At the beginning of a project, it’s always tempting to want to write and ship code quickly. 

However, as codebases grow, and more engineers start getting involved, ensuring a high level of code quality becomes increasingly important, as engineers will be encountering unfamiliar code more often. To remedy this, having consistent standards will allow individuals to navigate this code quickly and easily. 

Often, there will often be an expectation on engineering managers and senior/staff engineers to ensure that high-quality code is being delivered. But the definition of “code quality” can be very subjective, making it a difficult thing to track and improve. 

What is code quality?

One of the most common definitions you’ll find for code quality refers to test coverage. Test coverage is defined as what percentage of your code is covered via automated tests, and can be measured by analysis tools available for nearly all popular programming languages.

It is therefore quite common to hear that for a codebase to be high quality it needs to have “100% test coverage”, or another similarly high number. 

In recent years there has been a pushback against measuring and targeting test coverage metrics, suggesting that targeting an arbitrary percentage can be worthless in a lot of cases, and can even lead to lower-quality tests and a false sense of security. For instance, consider a basic object used for representing an API response, which simply maps fields directly with no other logic. If code coverage was being enforced, you would end up having to write repetitive tests with no meaningful value. This can also lead to engineers just writing the “easiest tests” on autopilot to satisfy the coverage requirements.

However, there is a middle ground. It’s possible to utilize code coverage metrics and checks in a way that’s not an all-or-nothing approach. 

Utilizing exclusion/inclusion rules

One way to manage code coverage metrics is through exclusion/inclusion rules. These narrow the scope of source files being analyzed in your project allowing you to specify which parts of your codebase should be considered when calculating the code coverage. This can be done at the individual class level, which is useful if you are integrating with a tricky dependency that can’t be easily tested. 

However, inclusion/exclusion rules can also become a powerful tool if you combine them with the architecture patterns used in your code base. By specifying where the code should have high test coverage, or what shouldn't be covered, rules can help engineers write the code in the right places. 

If we go back to the previous example of representing an API response, this could be a data transfer object (DTO), which simply maps fields to pass around your code. You could therefore create a package for your DTOs and then exclude it from code coverage. You could also have a rule that is based on the class name, for example, any class ending in “*Dto”, regardless of the package, will be excluded. It’s best to keep these rules broad rather than having a large number at the individual class level, as this can quickly become unmanageable as it starts to scale.

Using this tool has multiple benefits. Not only does it allow these objects to remain untested, but if an engineer adds a DTO and it’s flagged for lack of coverage, then they know it was not placed in the right package or was not given the right class name pattern in order for it to be excluded. This gives engineers extra motivation to ensure DTOs are added to the right place and/or named correctly, promoting consistency in your code base. 

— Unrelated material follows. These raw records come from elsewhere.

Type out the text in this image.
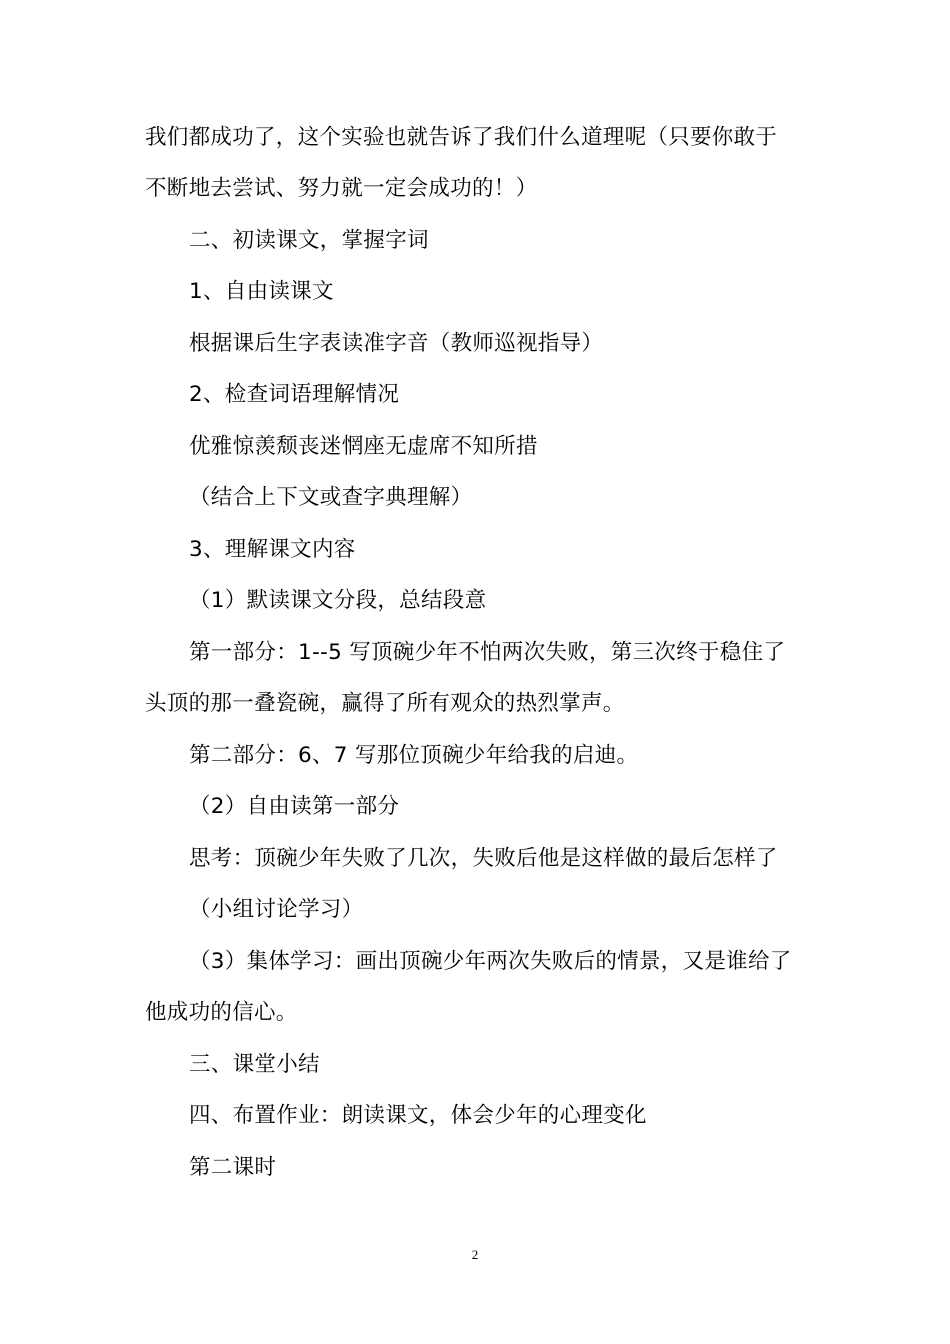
我们都成功了，这个实验也就告诉了我们什么道理呢（只要你敢于
不断地去尝试、努力就一定会成功的！）
二、初读课文，掌握字词
1、自由读课文
根据课后生字表读准字音（教师巡视指导）
2、检查词语理解情况
优雅惊羡颓丧迷惘座无虚席不知所措
（结合上下文或查字典理解）
3、理解课文内容
（1）默读课文分段，总结段意
第一部分：1--5 写顶碗少年不怕两次失败，第三次终于稳住了
头顶的那一叠瓷碗，赢得了所有观众的热烈掌声。
第二部分：6、7 写那位顶碗少年给我的启迪。
（2）自由读第一部分
思考：顶碗少年失败了几次，失败后他是这样做的最后怎样了
（小组讨论学习）
（3）集体学习：画出顶碗少年两次失败后的情景，又是谁给了
他成功的信心。
三、课堂小结
四、布置作业：朗读课文，体会少年的心理变化
第二课时
2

By spending time to define accurate inclusion/exclusion rules, which can and should be checked into source control to be tracked and modified over time, you can ensure that tests that matter are being added to the code. As an additional step, you can even integrate static analysis tooling. Static code analysis finds potential vulnerabilities in source code, such as injections, broken authentication and access control, and insecure deserialization to ensure that the code you say should be simple, is simple. For example, verifying that your DTOs do not contain any additional logic.

Another advantage is that this provides engineers with more agency to define what should and should not be tested. A simple discussion process, such as a 1:1, to talk through changes to the inclusion/exclusion list makes engineers feel more in control when writing code. Keeping a decision log of these changes and their reasoning is also helpful to new engineers.

Combining and analyzing code coverage with other metrics

When working on large projects and codebases, it can also be interesting to combine code coverage metrics with other metrics. This could include programming language distribution or distribution across packages or modules in the code. By doing so, you may be able to identify specific areas for focus, such as if tests do not include code in a certain language, indicating knowledge gaps. This can then be used as a starting point for conversations with engineers about the code quality in those areas.

Monitoring code coverage over time 

Being able to monitor code coverage over time without jumping to conclusions is another very important aspect to keep in mind.  It can be easy to default to thinking that “high test coverage is good” and “low test coverage is bad”. But before making any judgments, you should default to tracking the code over a period of time.

A low coverage which is steadily increasing is a positive sign, showing that engineers are actively moving in the right direction. Here, you can engage in conversations about how to support them. On the flip side, a high initial coverage that is dropping should be a cause for concern, as this could be a result of a lack of motivation to add tests or perceived pressure to deliver quickly. These should be investigated further.

Final thoughts 

Improving your code quality can be brought about by a combination of strategies including, defining clear inclusion/exclusion rules and integrating code coverage with other metrics to provide additional insights while tracking them over time. 

By having engineers feel invested in the process rather than just having a target forced upon them you can drive long-term improvements.